Wednesday, April 20, 2011

More Natural Gas Pains

The savior of our energy lifestyle, plentiful Natural Gas (NatGas), is being analyzed by everyone that even thinks they have a clue. I have written a bit about NatGas. How it is not all that "green" for transportation fuel and how the pipelines (infrastructure) needs some serious upgrading. NatGas (Ch4) is a greenhouse gas. It is short lived as Ch4, being converted over time to CO2 and water. With all the current buzz, I will once again step outside of my comfort zone and try to make sense of what is the whole deal.

According to Wikipedia,Ch4 last about 10 years in the lower atmosphere and should it make it through the lower atmosphere, it may last 12 years in the stratosphere. NatGas or methane, is about 20 time more potent than carbon dioxide as a greenhouse gas and is responsible for about 12% of the greenhouse effect. Most sources for atmospheric methane are natural, it is a by product of nearly every biological function. Vegetarians produce more methane than omnivores and carnivores. So cows, grazing animals and PETA members are primary natural animal sources :). Decay of vegetation, incomplete burning, etc. are all sources. The question is how much is due to NatGas production for energy leaking into the atmosphere?

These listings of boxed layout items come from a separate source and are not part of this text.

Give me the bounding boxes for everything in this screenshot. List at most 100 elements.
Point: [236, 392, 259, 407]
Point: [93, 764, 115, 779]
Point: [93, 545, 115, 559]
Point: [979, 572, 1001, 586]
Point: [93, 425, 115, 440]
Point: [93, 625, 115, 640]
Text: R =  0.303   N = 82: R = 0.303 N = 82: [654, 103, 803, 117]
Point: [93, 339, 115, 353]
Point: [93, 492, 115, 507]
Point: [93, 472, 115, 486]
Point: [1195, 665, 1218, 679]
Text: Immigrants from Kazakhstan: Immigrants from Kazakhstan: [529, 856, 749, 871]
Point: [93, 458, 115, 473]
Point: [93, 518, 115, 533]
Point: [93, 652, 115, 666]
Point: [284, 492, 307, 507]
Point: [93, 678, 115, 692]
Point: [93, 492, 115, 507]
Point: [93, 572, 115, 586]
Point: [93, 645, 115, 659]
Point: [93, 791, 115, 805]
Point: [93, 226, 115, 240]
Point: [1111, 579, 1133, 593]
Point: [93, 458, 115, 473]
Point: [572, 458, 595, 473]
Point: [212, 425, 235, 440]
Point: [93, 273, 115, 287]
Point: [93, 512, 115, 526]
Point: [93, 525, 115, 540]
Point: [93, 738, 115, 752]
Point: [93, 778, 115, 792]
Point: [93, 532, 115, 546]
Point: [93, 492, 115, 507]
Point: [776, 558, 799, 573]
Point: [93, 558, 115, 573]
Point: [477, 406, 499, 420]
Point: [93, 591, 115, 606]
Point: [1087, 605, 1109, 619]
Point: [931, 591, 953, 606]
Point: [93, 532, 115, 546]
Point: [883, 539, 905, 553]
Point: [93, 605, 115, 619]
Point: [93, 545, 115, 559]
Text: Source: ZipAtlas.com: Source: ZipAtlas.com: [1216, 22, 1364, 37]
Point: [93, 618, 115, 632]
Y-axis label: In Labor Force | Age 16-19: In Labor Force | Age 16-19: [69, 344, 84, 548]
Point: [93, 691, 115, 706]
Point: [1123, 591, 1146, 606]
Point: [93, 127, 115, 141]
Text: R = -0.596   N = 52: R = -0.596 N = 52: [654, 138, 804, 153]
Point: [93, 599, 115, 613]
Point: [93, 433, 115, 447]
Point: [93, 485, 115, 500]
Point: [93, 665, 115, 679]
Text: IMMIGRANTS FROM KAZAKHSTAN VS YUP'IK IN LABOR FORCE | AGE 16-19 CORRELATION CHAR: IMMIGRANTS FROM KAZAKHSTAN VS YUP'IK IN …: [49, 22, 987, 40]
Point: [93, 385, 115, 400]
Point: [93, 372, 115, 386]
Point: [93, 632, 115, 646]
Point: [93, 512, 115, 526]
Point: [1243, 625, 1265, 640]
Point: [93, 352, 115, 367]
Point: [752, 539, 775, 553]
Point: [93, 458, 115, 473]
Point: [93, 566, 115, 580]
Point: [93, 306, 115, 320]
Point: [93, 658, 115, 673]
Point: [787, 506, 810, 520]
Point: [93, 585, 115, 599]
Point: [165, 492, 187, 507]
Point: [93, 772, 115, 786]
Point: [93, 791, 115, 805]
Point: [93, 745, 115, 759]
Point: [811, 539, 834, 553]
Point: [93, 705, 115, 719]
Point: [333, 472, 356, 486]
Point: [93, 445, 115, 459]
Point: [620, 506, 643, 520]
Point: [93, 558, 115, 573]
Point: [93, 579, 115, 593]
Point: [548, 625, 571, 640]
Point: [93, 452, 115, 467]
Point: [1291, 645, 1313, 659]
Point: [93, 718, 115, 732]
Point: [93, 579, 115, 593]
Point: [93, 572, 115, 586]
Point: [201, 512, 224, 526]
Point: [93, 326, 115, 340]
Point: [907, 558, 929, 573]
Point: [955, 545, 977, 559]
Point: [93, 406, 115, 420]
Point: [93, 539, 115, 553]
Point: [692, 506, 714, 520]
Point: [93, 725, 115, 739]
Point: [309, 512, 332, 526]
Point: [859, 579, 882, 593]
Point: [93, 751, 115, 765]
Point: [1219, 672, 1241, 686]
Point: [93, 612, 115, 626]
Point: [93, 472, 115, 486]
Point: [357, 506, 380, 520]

During most of our petroleum production era, NatGas was not the main source of our drilling efforts. It has been "flared" off or burned until crude oil production from a well could be established. Since there is more NatGas than oil, when the oil wells were close enough to a NatGas customer, it was piped to areas for use. Fairly recently, Liquefied Natural Gas (LNG) has been shipped to customers from more remote regions. Shipping LNG requires pretty solid contracts, because NatGas is so plentiful, a customer could shop providers and build a dedicated pipeline.

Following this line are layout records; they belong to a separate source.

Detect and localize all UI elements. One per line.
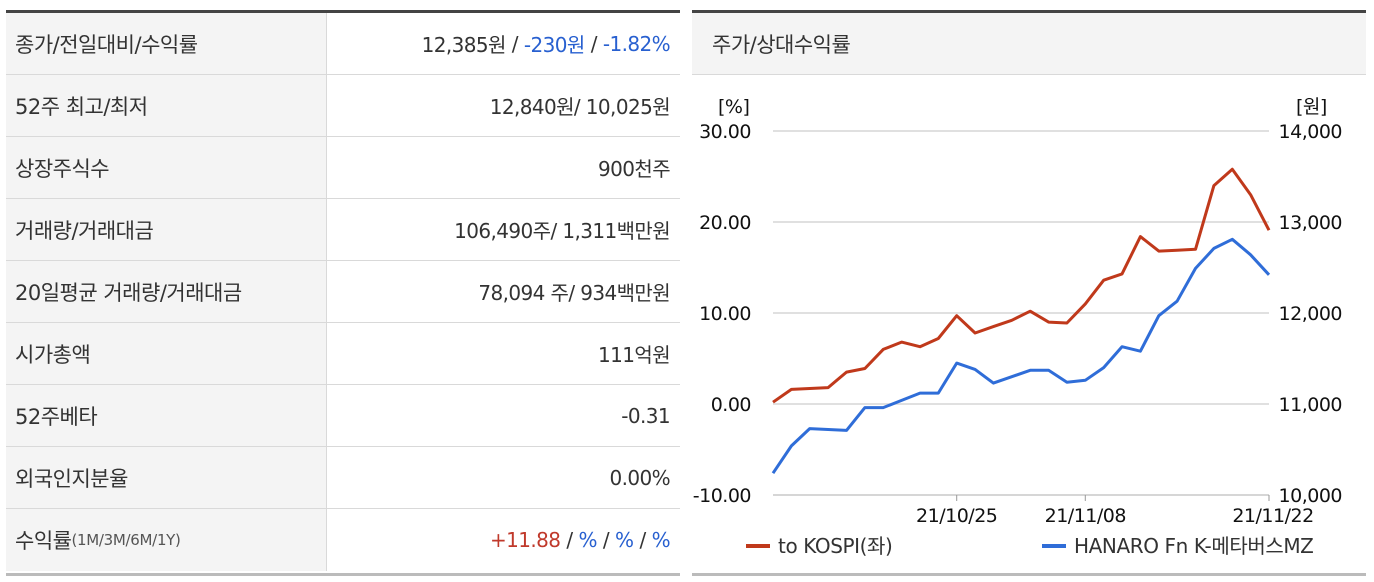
chart-title: 주가/상대수익률 [692, 13, 1366, 75]
legend-label: to KOSPI(좌) [778, 534, 892, 558]
table-row: 시가총액 111억원 [6, 323, 680, 385]
return-1y: % [651, 528, 671, 552]
series-line [771, 237, 1271, 475]
series-line [772, 167, 1271, 404]
right-axis-tick-label: 11,000 [1279, 394, 1342, 416]
left-axis-tick-label: 30.00 [699, 121, 751, 143]
close-price: 12,385원 [421, 33, 507, 57]
return-1m: +11.88 [489, 528, 561, 552]
row-label: 거래량/거래대금 [6, 199, 327, 260]
row-value: -0.31 [621, 403, 670, 428]
right-axis-tick-label: 14,000 [1279, 121, 1342, 143]
left-axis-unit: [%] [718, 96, 749, 118]
row-label: 외국인지분율 [6, 447, 327, 508]
row-label: 수익률 (1M/3M/6M/1Y) [6, 509, 327, 571]
separator: / [639, 528, 646, 552]
x-axis-tick-label: 21/11/08 [1045, 505, 1126, 527]
row-value: 12,840원/ 10,025원 [489, 95, 671, 119]
row-label: 종가/전일대비/수익률 [6, 13, 327, 74]
x-axis-tick-label: 21/10/25 [916, 505, 997, 527]
return-period-label: (1M/3M/6M/1Y) [71, 531, 181, 549]
chart-panel: 주가/상대수익률 30.00 14,000 20.00 13,000 10.00 12,0… [692, 10, 1366, 576]
separator: / [566, 528, 573, 552]
table-row: 수익률 (1M/3M/6M/1Y) +11.88 / % / % / % [6, 509, 680, 571]
row-label: 52주베타 [6, 385, 327, 446]
row-value: 900천주 [598, 157, 671, 181]
row-value: 0.00% [609, 465, 670, 490]
price-relative-return-chart: 30.00 14,000 20.00 13,000 10.00 12,000 0.00 11,… [693, 96, 1343, 558]
table-row: 외국인지분율 0.00% [6, 447, 680, 509]
left-axis-tick-label: 10.00 [699, 303, 751, 325]
price-change: -230원 [523, 33, 585, 57]
row-label: 상장주식수 [6, 137, 327, 198]
left-axis-tick-label: 20.00 [699, 212, 751, 234]
row-value: 78,094 주/ 934백만원 [478, 281, 670, 305]
return-6m: % [615, 528, 634, 552]
return-rate: -1.82% [602, 31, 671, 56]
return-3m: % [578, 528, 598, 552]
row-label: 52주 최고/최저 [6, 75, 327, 136]
left-axis-tick-label: -10.00 [693, 485, 751, 507]
stock-summary-table: 종가/전일대비/수익률 12,385원 / -230원 / -1.82% 52주… [6, 10, 680, 576]
row-value: 12,385원 / -230원 / -1.82% [327, 13, 680, 74]
separator: / [511, 31, 519, 56]
table-row: 52주 최고/최저 12,840원/ 10,025원 [6, 75, 680, 137]
table-row: 상장주식수 900천주 [6, 137, 680, 199]
legend-label: HANARO Fn K-메타버스MZ [1074, 534, 1314, 558]
row-label: 20일평균 거래량/거래대금 [6, 261, 327, 322]
row-value: +11.88 / % / % / % [327, 509, 680, 571]
table-row: 거래량/거래대금 106,490주/ 1,311백만원 [6, 199, 680, 261]
left-axis-tick-label: 0.00 [711, 394, 751, 416]
row-label: 시가총액 [6, 323, 327, 384]
x-axis-tick-label: 21/11/22 [1232, 505, 1313, 527]
row-value: 106,490주/ 1,311백만원 [454, 219, 670, 243]
table-row: 52주베타 -0.31 [6, 385, 680, 447]
right-axis-tick-label: 13,000 [1279, 212, 1342, 234]
table-row: 종가/전일대비/수익률 12,385원 / -230원 / -1.82% [6, 13, 680, 75]
return-label: 수익률 [15, 529, 72, 553]
right-axis-unit: [원] [1296, 96, 1327, 118]
table-row: 20일평균 거래량/거래대금 78,094 주/ 934백만원 [6, 261, 680, 323]
row-value: 111억원 [598, 343, 671, 367]
right-axis-tick-label: 10,000 [1279, 485, 1342, 507]
separator: / [602, 528, 610, 552]
separator: / [590, 31, 598, 56]
right-axis-tick-label: 12,000 [1279, 303, 1342, 325]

This is where the new shale deposits of NatGas enter the picture. has a good article on Marcellus shale.

The map above borrowed from, shows that Marcellus shale is perfectly located for use near high population areas of the East coast of the US. It also shows the depth of the shale formations. One thing I do not hear discussed by the talking heads is the proximity and depth of the NatGas to be produced by the Marcellus shale drilling operations. While there is bound to be some leakage, the short distance needed for transport and the depth of the formations will tend to reduce the percentage leakage. At the formation depths, Fracking, which is just tight formation fracturing as I have discussed before, leakage due to the process of "fracking" is about the stupidest conversation I have witnessed on the internet. If someone has a sensible, intelligent explanation of why fracking Marcellus shale is a problem, I would love to hear it. Now normal drilling practice, is something else. Is there excess leakage at the well head? Is there ground water pollution? Did the drillers get your cousin drunk? There is nothing unusual about Fracking, it has been used for decades both for oil and gas. So add, "Fracking is bad" to your bullshit detector.

So if shale formation gas production is bad for the environment boils down to just two things, is the top side drilling operation sufficiently tight and is the piping infrastructure up to the job? As for the infrastructure, most of the NatGas will be used for power generation. That means dedicated piping and demand use. Instead of storing the Natgas, it can be left in the formations and used as needed. That "greatly" reduces potential leakage. Greatly is in quotes because that is a bullshit detector trigger. I don't know how much "greatly" is in this case. I do know that new piping and less secondary storage will leak less than old crap. Also there have been some big leaks caused by trying to store gas in underground formations that the gas didn't come out of. So do your own research!

Anyway, the whole NatGas thing really is just normal stuff blown out of proportion. The 100 year old NatGas infrastructure sucks. The old infrastructure is not rated for modern pressures and is not designed for hydrogen enriched gas. That will be the next aw shit moment. And old equipment ain't as good as new equipment, most of the time. It is just normal engineering stuff. Don't kill the plentiful source, deal with the issues.